We’ve gone very far down the rabbit hole by now.
The chickens have all come home to roost, and nothing was learned. This Yemen War, and the further destabilization of the region is just the latest phase of the continuing horror that has been U.S. Middle East policy for more than a generation now.
Noam Chomsky outlined the essential dynamics back in 1983. His Fateful Triangle: The United States, Israel, and the Palestinians” is now available on pdf and there’s no better summary of the history of the region.
“The most extreme Islamic fundamentalist state in the world is the loyal U.S. ally Saudi Arabia – or to be precise, the “Arab facade” behind which the US effectively controls the Arabian peninsula” and its immense oil reserves that constitute one of the most concentrated sources of wealth and power on the planet.
The greatest threat to the control over these resources has been secular Arab nationalism, which is why the US has effectively undermined and blocked all such attempts – ever since the overthrow of the Mossadegh regime of Iran in 1953.
Support for the extremist Saudi regime has served our purpose in controlling the overwhelming portion of the world’s oil reserves for 65 years now and preventing the people of the region from taking an independent development path. Sometimes, they embarrass us – by realizing in the Age of Trump that there are no adults left in charge.

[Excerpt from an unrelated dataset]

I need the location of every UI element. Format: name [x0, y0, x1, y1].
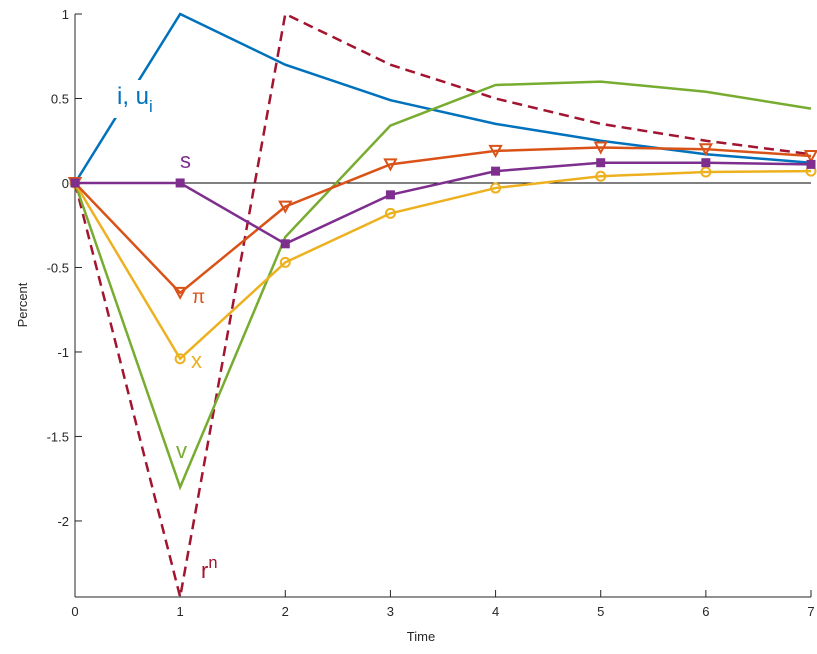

So, they can wage a brutal proxy war in Yemen with our tacit blessing and support, hardly different than various vicious campaigns of brutal oppression that have been conducted with strong US support all over the region, (the suppression of the Kurds, the invasion of Iraq, the previous “tilt” towards Iraq during the Iran-Iraq war, the support for the Israeli invasion of Lebanon in 1982, etc, etc. the list is endless).
Normally, the US President understands the power relationships and exercises a restraining hand, so that our client powers don’t go “rogue” and invade other countries without our consent. When they do (Example Saddam Hussein invasion of Kuwait in 1990), we intervene.
But, of course Trump understands nothing and therefore all the players do whatever they want, endangering the power structure we’ve built up since WWII. That’s what we are witnessing now.